CHARLESTON, W.Va. -- West Virginia could be in line to get another black eye when it comes to transparency in government, judging by a draft copy of an upcoming Center for Public Integrity's state report cards on financial disclosure requirements for state Supreme Court justices.
The draft copy gives West Virginia an F, scoring 46.8 points out of a possible 100.
West Virginia loses 5 points because justices don't have to disclose outside sources of income by exact amount, and a total of 15 points total for not having to disclose income from investments, gross value of investments, or investment transactions during the reporting period.
It lost another 12 points total for failing to require justices to fully disclose creditors, and for failing to require a description and dollar value of all liabilities. The state also lost 6 points for not requiring a description and dollar value of all gifts received.
(The point deductions in the gifts category seems a bit unfair, since unlike some states, public officials in West Virginia are prohibited under the Ethics Act from accepting gifts from interested parties valued at more than $100.)
Joan Parker, executive director of the state Ethics Commission, said the center sent the draft copy of the West Virginia report card last month for review.
She noted that justices (and candidates for Supreme Court) are required to submit the same financial disclosure form as all other public officials and candidates for public office.
On the bright side, West Virginia could have lost another 14 points on the CPI scorecard for failing to require financial disclosure for spouses and dependent children. Those requirements were added to the Ethics Act in 2011.
West Virginia also got the maximum 20 points for holding justices accountable for timely and accurate filings of disclosures, and for having the financial reports available for easy public access on the Ethics Commission's website.

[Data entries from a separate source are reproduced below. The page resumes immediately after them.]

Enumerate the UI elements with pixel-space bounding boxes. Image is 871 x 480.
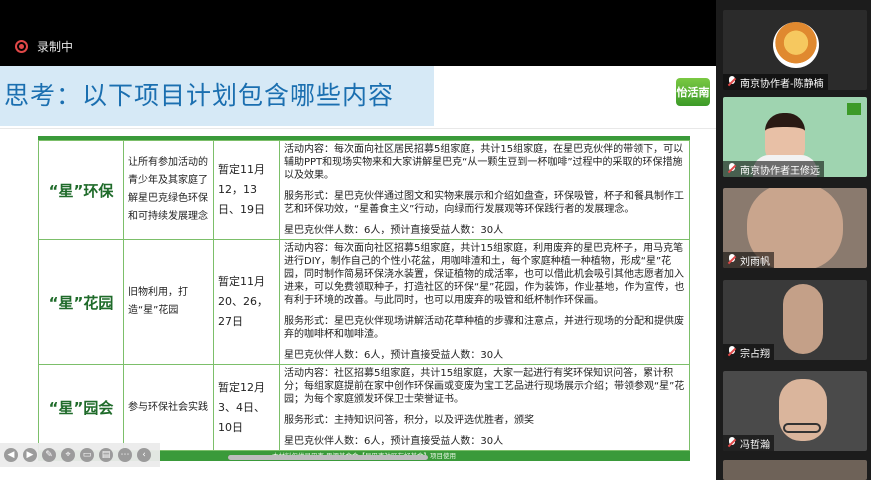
participant-name: 宗占翔 [740, 348, 770, 360]
slide-progress-bar[interactable] [228, 455, 428, 460]
detail-service: 服务形式：主持知识问答，积分，以及评选优胜者，颁奖 [284, 415, 534, 426]
recording-label: 录制中 [37, 40, 74, 54]
table-row: “星”园会 参与环保社会实践 暂定12月3、4日、10日 活动内容：社区招募5组… [38, 364, 690, 451]
detail-content: 活动内容：社区招募5组家庭，共计15组家庭，大家一起进行有奖环保知识问答，累计积… [284, 368, 685, 405]
next-icon[interactable]: ▶ [23, 448, 37, 462]
collapse-icon[interactable]: ‹ [137, 448, 151, 462]
participant-label: 南京协作者-陈静楠 [723, 74, 828, 90]
project-goal: 参与环保社会实践 [123, 364, 214, 451]
participant-name: 刘雨帆 [740, 256, 770, 268]
prev-icon[interactable]: ◀ [4, 448, 18, 462]
mic-muted-icon [727, 254, 737, 266]
project-name: “星”花园 [38, 239, 124, 365]
detail-service: 服务形式：星巴克伙伴现场讲解活动花草种植的步骤和注意点，并进行现场的分配和提供废… [284, 316, 684, 340]
plan-table: “星”环保 让所有参加活动的青少年及其家庭了解星巴克绿色环保和可持续发展理念 暂… [38, 136, 690, 461]
project-goal: 让所有参加活动的青少年及其家庭了解星巴克绿色环保和可持续发展理念 [123, 140, 214, 240]
table-row: “星”环保 让所有参加活动的青少年及其家庭了解星巴克绿色环保和可持续发展理念 暂… [38, 140, 690, 240]
chat-icon[interactable]: ▤ [99, 448, 113, 462]
screen-icon[interactable]: ▭ [80, 448, 94, 462]
recording-bar: 录制中 [0, 0, 716, 66]
shared-slide: 思考：以下项目计划包含哪些内容 怡活南 “星”环保 让所有参加活动的青少年及其家… [0, 66, 716, 480]
video-feed [783, 284, 823, 354]
progress-fill [228, 455, 428, 460]
participant-label: 刘雨帆 [723, 252, 774, 268]
mic-muted-icon [727, 437, 737, 449]
mic-muted-icon [727, 163, 737, 175]
participant-name: 南京协作者王修远 [740, 165, 820, 177]
participant-label: 冯哲瀚 [723, 435, 774, 451]
mic-muted-icon [727, 346, 737, 358]
project-time: 暂定12月3、4日、10日 [213, 364, 280, 451]
detail-service: 服务形式：星巴克伙伴通过图文和实物来展示和介绍如盘查，环保吸管，杯子和餐具制作工… [284, 191, 684, 215]
project-name: “星”园会 [38, 364, 124, 451]
divider [0, 128, 716, 129]
detail-headcount: 星巴克伙伴人数：6人，预计直接受益人数：30人 [284, 225, 504, 236]
participant-tile[interactable]: 刘雨帆 [723, 188, 867, 268]
title-band: 思考：以下项目计划包含哪些内容 [0, 66, 434, 126]
participant-tile[interactable]: 南京协作者王修远 [723, 97, 867, 177]
participant-tile[interactable] [723, 460, 867, 480]
participant-tile[interactable]: 冯哲瀚 [723, 371, 867, 451]
participant-name: 冯哲瀚 [740, 439, 770, 451]
mic-muted-icon [727, 76, 737, 88]
participant-panel: 南京协作者-陈静楠 南京协作者王修远 刘雨帆 宗占翔 冯哲瀚 [716, 0, 871, 480]
project-time: 暂定11月20、26，27日 [213, 239, 280, 365]
detail-content: 活动内容：每次面向社区招募5组家庭，共计15组家庭，利用废弃的星巴克杯子，用马克… [284, 243, 685, 306]
avatar [773, 22, 819, 68]
project-name: “星”环保 [38, 140, 124, 240]
logo-icon [847, 103, 861, 115]
project-goal: 旧物利用，打造“星”花园 [123, 239, 214, 365]
detail-headcount: 星巴克伙伴人数：6人，预计直接受益人数：30人 [284, 436, 504, 447]
detail-content: 活动内容：每次面向社区居民招募5组家庭，共计15组家庭，在星巴克伙伴的带领下，可… [284, 144, 684, 181]
project-detail: 活动内容：社区招募5组家庭，共计15组家庭，大家一起进行有奖环保知识问答，累计积… [279, 364, 690, 451]
slide-title: 思考：以下项目计划包含哪些内容 [4, 81, 395, 110]
recording-indicator[interactable]: 录制中 [15, 38, 73, 55]
meeting-window: { "recording": { "label": "录制中" }, "slid… [0, 0, 871, 480]
record-icon [15, 40, 28, 53]
presentation-toolbar: ◀ ▶ ✎ ⌖ ▭ ▤ ⋯ ‹ [0, 443, 160, 467]
participant-tile[interactable]: 南京协作者-陈静楠 [723, 10, 867, 90]
participant-label: 南京协作者王修远 [723, 161, 824, 177]
pen-icon[interactable]: ✎ [42, 448, 56, 462]
participant-tile[interactable]: 宗占翔 [723, 280, 867, 360]
detail-headcount: 星巴克伙伴人数：6人，预计直接受益人数：30人 [284, 350, 504, 361]
participant-label: 宗占翔 [723, 344, 774, 360]
organization-logo: 怡活南 [676, 78, 710, 106]
pointer-icon[interactable]: ⌖ [61, 448, 75, 462]
project-time: 暂定11月12，13日、19日 [213, 140, 280, 240]
project-detail: 活动内容：每次面向社区居民招募5组家庭，共计15组家庭，在星巴克伙伴的带领下，可… [279, 140, 690, 240]
video-feed-detail [783, 423, 821, 433]
project-detail: 活动内容：每次面向社区招募5组家庭，共计15组家庭，利用废弃的星巴克杯子，用马克… [279, 239, 690, 365]
table-row: “星”花园 旧物利用，打造“星”花园 暂定11月20、26，27日 活动内容：每… [38, 239, 690, 365]
participant-name: 南京协作者-陈静楠 [740, 78, 824, 90]
more-icon[interactable]: ⋯ [118, 448, 132, 462]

Speaking of the Ethics Commission, the commission is trying to resolve a huge backlog in pending complaints and requests for advisory opinions.
With two meetings pending for this calendar year, the commission has already dealt with more advisory opinions in 2013 (49) than all of 2012 (46).

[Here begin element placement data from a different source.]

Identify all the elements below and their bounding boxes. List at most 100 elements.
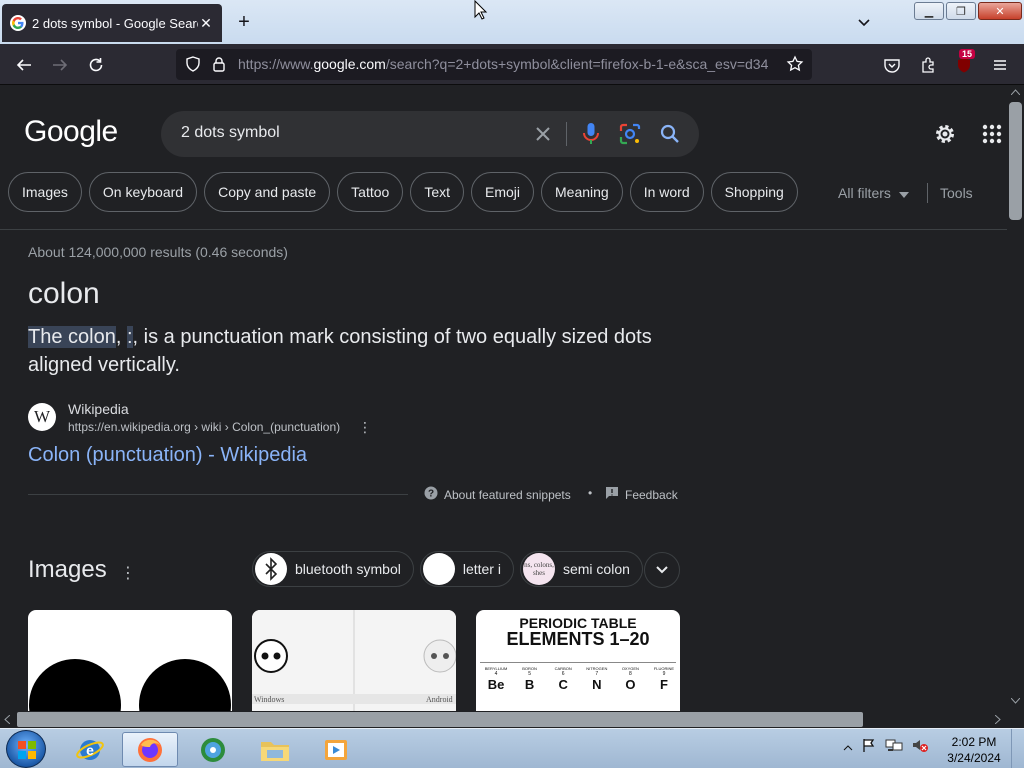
windows-taskbar: e 2:02 PM 3/24/2024 (0, 728, 1024, 768)
file-explorer-taskbar-icon[interactable] (247, 732, 303, 767)
clear-search-icon[interactable] (531, 122, 555, 146)
shield-icon[interactable] (184, 55, 202, 78)
suggestion-letter-i[interactable]: letter i (419, 551, 514, 587)
chip-tattoo[interactable]: Tattoo (337, 172, 404, 212)
url-text[interactable]: https://www.google.com/search?q=2+dots+s… (238, 56, 778, 72)
featured-answer-title: colon (28, 277, 100, 310)
hamburger-menu-icon[interactable] (988, 53, 1012, 77)
vertical-scroll-thumb[interactable] (1009, 102, 1022, 220)
tab-close-icon[interactable]: ✕ (198, 15, 214, 32)
result-link[interactable]: Colon (punctuation) - Wikipedia (28, 444, 307, 467)
chevron-down-icon (656, 566, 668, 574)
suggestion-semi-colon[interactable]: ns, colons, shes semi colon (519, 551, 643, 587)
extensions-icon[interactable] (916, 53, 940, 77)
wikipedia-icon[interactable]: W (28, 403, 56, 431)
close-window-button[interactable]: ✕ (978, 2, 1022, 20)
restore-button[interactable]: ❐ (946, 2, 976, 20)
suggestion-label: bluetooth symbol (295, 561, 401, 577)
periodic-title-line2: ELEMENTS 1–20 (506, 629, 650, 649)
google-lens-icon[interactable] (618, 122, 642, 146)
window-controls: ▁ ❐ ✕ (914, 2, 1022, 20)
more-options-icon[interactable]: ⋮ (358, 419, 372, 435)
bookmark-star-icon[interactable] (786, 55, 804, 78)
mouse-cursor-icon (474, 0, 488, 20)
system-tray (843, 737, 929, 758)
taskbar-clock[interactable]: 2:02 PM 3/24/2024 (944, 734, 1004, 766)
chip-meaning[interactable]: Meaning (541, 172, 623, 212)
action-center-flag-icon[interactable] (861, 737, 877, 758)
image-result-periodic-table[interactable]: PERIODIC TABLE ELEMENTS 1–20 BERYLLIUM 4 B… (476, 610, 680, 711)
list-all-tabs-icon[interactable] (854, 12, 874, 32)
chip-emoji[interactable]: Emoji (471, 172, 535, 212)
filters-divider (927, 183, 928, 203)
address-bar[interactable]: https://www.google.com/search?q=2+dots+s… (176, 49, 812, 80)
about-snippets-label: About featured snippets (444, 487, 571, 502)
settings-gear-icon[interactable] (933, 122, 957, 146)
svg-text:e: e (86, 742, 94, 758)
google-logo[interactable]: Google (24, 115, 118, 149)
chip-text[interactable]: Text (410, 172, 464, 212)
tab-strip: 2 dots symbol - Google Search ✕ + ▁ ❐ ✕ (0, 0, 1024, 44)
help-circle-icon: ? (424, 486, 438, 503)
internet-explorer-taskbar-icon[interactable]: e (62, 732, 118, 767)
search-icon[interactable] (658, 122, 682, 146)
all-filters-button[interactable]: All filters (838, 185, 909, 201)
back-arrow-icon[interactable] (12, 53, 36, 77)
image-suggestions: bluetooth symbol letter i ns, colons, sh… (252, 551, 643, 587)
extension-badge: 15 (959, 49, 976, 59)
feedback-link[interactable]: Feedback (605, 486, 678, 503)
images-section-title[interactable]: Images (28, 556, 107, 584)
chip-in-word[interactable]: In word (629, 172, 704, 212)
clock-date: 3/24/2024 (947, 751, 1001, 765)
tab-title: 2 dots symbol - Google Search (32, 15, 198, 31)
show-desktop-button[interactable] (1011, 729, 1024, 768)
pocket-icon[interactable] (880, 53, 904, 77)
new-tab-button[interactable]: + (232, 10, 256, 34)
media-player-taskbar-icon[interactable] (308, 732, 364, 767)
nav-toolbar: https://www.google.com/search?q=2+dots+s… (0, 44, 1024, 85)
tab-google-search[interactable]: 2 dots symbol - Google Search ✕ (2, 4, 222, 42)
snippet-highlight: The colon (28, 326, 116, 348)
snippet-divider (28, 494, 408, 495)
search-input[interactable]: 2 dots symbol (181, 124, 280, 142)
separator-dot: • (588, 486, 593, 500)
image-result-emoji-compare[interactable]: Windows Android (252, 610, 456, 711)
bluetooth-icon (255, 553, 287, 585)
google-favicon-icon (10, 15, 26, 31)
start-button[interactable] (6, 730, 46, 768)
scroll-left-arrow-icon (4, 715, 10, 724)
reload-icon[interactable] (84, 53, 108, 77)
google-results-page: Google 2 dots symbol Images On keyboard … (0, 85, 1007, 711)
firefox-taskbar-icon[interactable] (122, 732, 178, 767)
feedback-label: Feedback (625, 487, 678, 502)
scroll-right-arrow-icon (995, 715, 1001, 724)
periodic-elements-row: BERYLLIUM 4 Be BORON 5 B CARBON 6 C NITROGEN 7 N… (484, 666, 675, 692)
chip-images[interactable]: Images (8, 172, 82, 212)
tray-expand-icon[interactable] (843, 739, 853, 757)
media-globe-taskbar-icon[interactable] (185, 732, 241, 767)
horizontal-scroll-thumb[interactable] (17, 712, 863, 727)
tools-button[interactable]: Tools (940, 185, 973, 201)
google-apps-icon[interactable] (980, 122, 1004, 146)
chip-on-keyboard[interactable]: On keyboard (88, 172, 198, 212)
source-name[interactable]: Wikipedia (68, 401, 129, 417)
about-featured-snippets-link[interactable]: ? About featured snippets (424, 486, 571, 503)
clock-time: 2:02 PM (951, 735, 997, 749)
voice-search-icon[interactable] (579, 121, 603, 147)
letter-i-thumbnail (422, 553, 455, 585)
image-result-two-dots[interactable] (28, 610, 232, 711)
search-box[interactable]: 2 dots symbol (161, 111, 699, 157)
minimize-button[interactable]: ▁ (914, 2, 944, 20)
lock-icon[interactable] (210, 55, 228, 78)
thumb-caption-windows: Windows (254, 695, 285, 704)
images-more-options-icon[interactable]: ⋮ (120, 563, 136, 583)
forward-arrow-icon[interactable] (48, 53, 72, 77)
chip-copy-and-paste[interactable]: Copy and paste (204, 172, 331, 212)
expand-suggestions-button[interactable] (644, 552, 680, 588)
source-url[interactable]: https://en.wikipedia.org › wiki › Colon_… (68, 420, 340, 434)
chip-shopping[interactable]: Shopping (710, 172, 798, 212)
suggestion-bluetooth-symbol[interactable]: bluetooth symbol (252, 551, 414, 587)
dropdown-caret-icon (898, 185, 909, 201)
network-icon[interactable] (885, 737, 903, 758)
volume-muted-icon[interactable] (911, 737, 929, 758)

Parker said that may be a function of good educational and outreach programs, so that public officials are aware that they should formally request the advice of the Ethics Commission on ethical questions.
Meanwhile, complaints of possible unethical behavior, which had been running in the low 40s each year, jumped to 120 complaints in 2012, and 103 complaints with nearly three months remaining in 2013.
Part of that may be a jump in frivolous complaints filed by Republican operatives to provide fodder for future campaign ads. However, as Parker noted, all complaints have to go before the commission's Probable Cause Review Board before they can be dismissed as frivolous.